Gov. Kay Ivey has ordered tourists along the Alabama coasts and in vulnerable areas of Mobile and Baldwin Counties to evacuate the area today.
Delta is a much bigger storm than Sally. It is currently a category four Hurricane with 130 mile per hour winds. According to the National Weather Service, Delta is anticipated to make landfall as a category three.
It has weakened somewhat as it has impacted Cancun and the Yucatán Peninsula, but is anticipated to re-intensify as it moves over the Gulf of Mexico, but will weaken somewhat when it reaches the northern Gulf, due to lower water temperature levels.
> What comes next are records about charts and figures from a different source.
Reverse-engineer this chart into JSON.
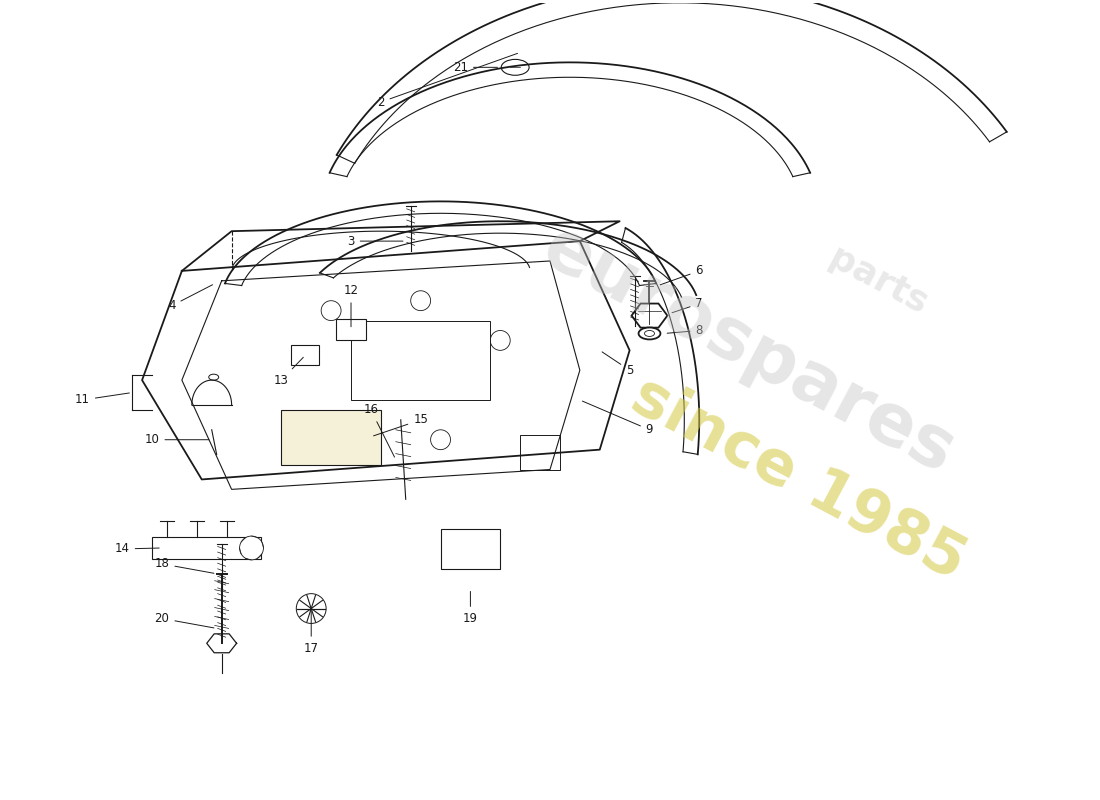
{
  "background_color": "#ffffff",
  "line_color": "#1a1a1a",
  "watermark1": "eurospares",
  "watermark2": "since 1985",
  "watermark1_color": "#c0c0c0",
  "watermark2_color": "#d4c840",
  "figsize": [
    11.0,
    8.0
  ],
  "dpi": 100
}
Authorities are warning that there is an increasing likelihood of life-threatening storm surge and dangerous hurricane-force winds, especially along the coasts of Louisiana and Mississippi, beginning on Friday.
Due to the size of Hurricane Delta, some storm surge flooding is likely as far east as the Alabama Gulf Coast.
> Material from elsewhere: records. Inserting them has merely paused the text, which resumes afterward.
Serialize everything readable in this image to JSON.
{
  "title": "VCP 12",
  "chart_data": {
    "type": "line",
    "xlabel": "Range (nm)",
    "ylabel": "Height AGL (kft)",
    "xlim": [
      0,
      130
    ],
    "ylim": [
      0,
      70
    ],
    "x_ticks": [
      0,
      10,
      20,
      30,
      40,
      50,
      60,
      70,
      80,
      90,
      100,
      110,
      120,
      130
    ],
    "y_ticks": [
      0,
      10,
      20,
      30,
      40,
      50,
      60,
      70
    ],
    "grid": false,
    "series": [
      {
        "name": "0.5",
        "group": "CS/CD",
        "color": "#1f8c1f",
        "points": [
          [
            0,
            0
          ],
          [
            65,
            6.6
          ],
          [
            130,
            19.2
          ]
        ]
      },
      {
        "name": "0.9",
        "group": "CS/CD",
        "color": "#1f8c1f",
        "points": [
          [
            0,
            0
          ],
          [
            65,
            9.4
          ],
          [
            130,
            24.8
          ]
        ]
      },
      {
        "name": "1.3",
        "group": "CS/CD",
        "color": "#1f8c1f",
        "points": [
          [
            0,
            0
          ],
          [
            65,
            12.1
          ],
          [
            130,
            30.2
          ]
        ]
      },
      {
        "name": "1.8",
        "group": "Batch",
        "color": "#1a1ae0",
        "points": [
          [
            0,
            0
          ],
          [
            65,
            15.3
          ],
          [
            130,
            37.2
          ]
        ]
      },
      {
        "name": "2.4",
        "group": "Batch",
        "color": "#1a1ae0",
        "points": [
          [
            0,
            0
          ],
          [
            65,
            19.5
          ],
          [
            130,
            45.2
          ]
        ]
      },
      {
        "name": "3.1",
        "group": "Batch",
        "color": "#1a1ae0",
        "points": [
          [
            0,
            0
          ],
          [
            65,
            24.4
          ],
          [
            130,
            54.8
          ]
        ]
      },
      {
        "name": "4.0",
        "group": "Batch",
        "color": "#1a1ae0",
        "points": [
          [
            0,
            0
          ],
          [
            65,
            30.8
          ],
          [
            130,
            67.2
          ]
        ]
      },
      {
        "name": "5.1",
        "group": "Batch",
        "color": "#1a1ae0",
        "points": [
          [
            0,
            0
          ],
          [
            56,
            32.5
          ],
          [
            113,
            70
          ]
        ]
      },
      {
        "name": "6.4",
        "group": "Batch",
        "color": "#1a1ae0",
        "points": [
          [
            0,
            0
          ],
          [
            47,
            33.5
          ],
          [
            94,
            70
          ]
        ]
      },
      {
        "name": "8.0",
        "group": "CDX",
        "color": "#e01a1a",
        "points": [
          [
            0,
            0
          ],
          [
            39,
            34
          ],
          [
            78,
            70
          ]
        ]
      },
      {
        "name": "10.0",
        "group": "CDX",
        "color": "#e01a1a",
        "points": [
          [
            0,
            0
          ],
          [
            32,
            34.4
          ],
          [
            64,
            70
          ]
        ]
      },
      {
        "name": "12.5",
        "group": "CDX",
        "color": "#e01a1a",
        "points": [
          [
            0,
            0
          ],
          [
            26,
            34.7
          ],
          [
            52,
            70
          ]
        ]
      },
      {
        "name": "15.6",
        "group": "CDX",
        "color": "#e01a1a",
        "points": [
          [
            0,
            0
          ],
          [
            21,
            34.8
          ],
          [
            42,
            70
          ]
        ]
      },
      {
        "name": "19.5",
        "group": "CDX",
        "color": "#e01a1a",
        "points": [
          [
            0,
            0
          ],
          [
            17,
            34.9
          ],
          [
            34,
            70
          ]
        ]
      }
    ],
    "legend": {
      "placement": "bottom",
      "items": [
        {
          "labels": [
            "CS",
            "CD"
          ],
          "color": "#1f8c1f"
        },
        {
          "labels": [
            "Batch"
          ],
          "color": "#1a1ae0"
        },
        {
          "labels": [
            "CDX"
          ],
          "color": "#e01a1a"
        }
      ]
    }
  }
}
Typically, the east side of a hurricane gets the heaviest rain and Alabama will be on the east side of the circulation. Delta is expected to lead to widespread rainfall on Friday night, Saturday and Saturday night.
A few brief, isolated tornadoes are possible mainly over western Alabama Saturday, according to Tuesday’s forecast. Winds Saturday will be mostly in the 15-25 range across Alabama, but a few spots over the western part of the state could see gusts to 40 mph.
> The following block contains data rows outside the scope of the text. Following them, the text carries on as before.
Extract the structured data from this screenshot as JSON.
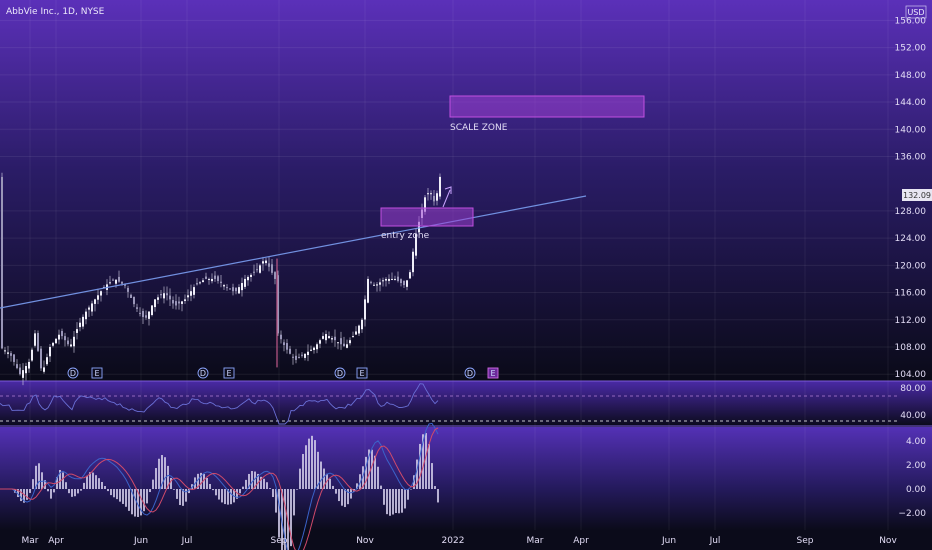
{
  "header": {
    "title": "AbbVie Inc., 1D, NYSE",
    "currency": "USD"
  },
  "colors": {
    "bg_top": "#5a2fb8",
    "bg_bottom": "#0b0b1a",
    "up": "#d9d6ea",
    "down": "#d9d6ea",
    "band": "#3b63c9",
    "band_fill": "#27235c",
    "trendline": "#6f8fe0",
    "zone": "#b23fd6",
    "macd": "#3b63c9",
    "signal": "#d04a6a",
    "hist": "#cfc9ea",
    "rsi": "#6a6fd6"
  },
  "chart_data": {
    "type": "candlestick",
    "title": "AbbVie Inc., 1D, NYSE",
    "price_axis": {
      "ticks": [
        "156.00",
        "152.00",
        "148.00",
        "144.00",
        "140.00",
        "136.00",
        "128.00",
        "124.00",
        "120.00",
        "116.00",
        "112.00",
        "108.00",
        "104.00"
      ],
      "range": [
        103,
        159
      ],
      "last_price": "132.09"
    },
    "time_axis": {
      "ticks": [
        "Mar",
        "Apr",
        "Jun",
        "Jul",
        "Sep",
        "Nov",
        "2022",
        "Mar",
        "Apr",
        "Jun",
        "Jul",
        "Sep",
        "Nov"
      ]
    },
    "price_path": [
      [
        0,
        108
      ],
      [
        10,
        107
      ],
      [
        20,
        104
      ],
      [
        30,
        106
      ],
      [
        35,
        110
      ],
      [
        42,
        104
      ],
      [
        50,
        108
      ],
      [
        60,
        110
      ],
      [
        70,
        108
      ],
      [
        78,
        111
      ],
      [
        85,
        113
      ],
      [
        95,
        115
      ],
      [
        105,
        117
      ],
      [
        115,
        118
      ],
      [
        125,
        117
      ],
      [
        135,
        114
      ],
      [
        145,
        112
      ],
      [
        155,
        115
      ],
      [
        165,
        116
      ],
      [
        175,
        114
      ],
      [
        185,
        115
      ],
      [
        195,
        117
      ],
      [
        205,
        118
      ],
      [
        215,
        118
      ],
      [
        225,
        117
      ],
      [
        235,
        116
      ],
      [
        245,
        118
      ],
      [
        255,
        119
      ],
      [
        265,
        121
      ],
      [
        275,
        118
      ],
      [
        278,
        110
      ],
      [
        285,
        108
      ],
      [
        295,
        106
      ],
      [
        305,
        107
      ],
      [
        315,
        108
      ],
      [
        325,
        110
      ],
      [
        335,
        109
      ],
      [
        345,
        108
      ],
      [
        355,
        110
      ],
      [
        362,
        112
      ],
      [
        368,
        118
      ],
      [
        375,
        117
      ],
      [
        385,
        118
      ],
      [
        395,
        118
      ],
      [
        405,
        117
      ],
      [
        410,
        119
      ],
      [
        415,
        124
      ],
      [
        420,
        127
      ],
      [
        425,
        130
      ],
      [
        430,
        131
      ],
      [
        435,
        129
      ],
      [
        440,
        133
      ]
    ],
    "annotations": [
      {
        "type": "trendline",
        "from": [
          "Mar",
          113
        ],
        "to": [
          "Apr 2022",
          131.9
        ]
      },
      {
        "type": "zone",
        "label": "SCALE ZONE",
        "range": [
          145,
          148
        ]
      },
      {
        "type": "zone",
        "label": "entry zone",
        "range": [
          127,
          128.5
        ]
      }
    ],
    "events": [
      "D",
      "E",
      "D",
      "E",
      "D",
      "E",
      "D",
      "E"
    ],
    "rsi": {
      "ticks": [
        "80.00",
        "40.00"
      ]
    },
    "macd": {
      "ticks": [
        "4.00",
        "2.00",
        "0.00",
        "−2.00"
      ]
    }
  }
}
Again, it is possible that Hurricane Delta will track to the west and be a smaller impact on Alabama. It is equally possible that the storm could track further east than what is currently being predicted, as we saw with Hurricane Sally, and present even more of a threat.
Residents of the Alabama Coast and low-lying areas of Mobile and Baldwin Counties should watch the weather forecasts closely and be prepared to implement their hurricane plans if the forecast changes for the worst.
“Now is the time to maintain good situational awareness of Hurricane Delta and get prepared in case the impacts affect us here locally,” the Mobile County Emergency Management Agency said Tuesday. “Mobile County residents, now is the time to prepare, get your disaster supplies also continue to monitor Hurricane Delta and be prepared to make a safe decision for you and your family if necessary.”
Many parts of the Alabama Gulf Coast are still doing repairs from Hurricane Sally. This has been the busiest storm season on record, with Hurricanes Laura, Sally and Beta being the most memorable.
All 21 hurricane names that were planned for this year have already been used and now the National Weather Service is naming storms after letters in the Greek alphabet.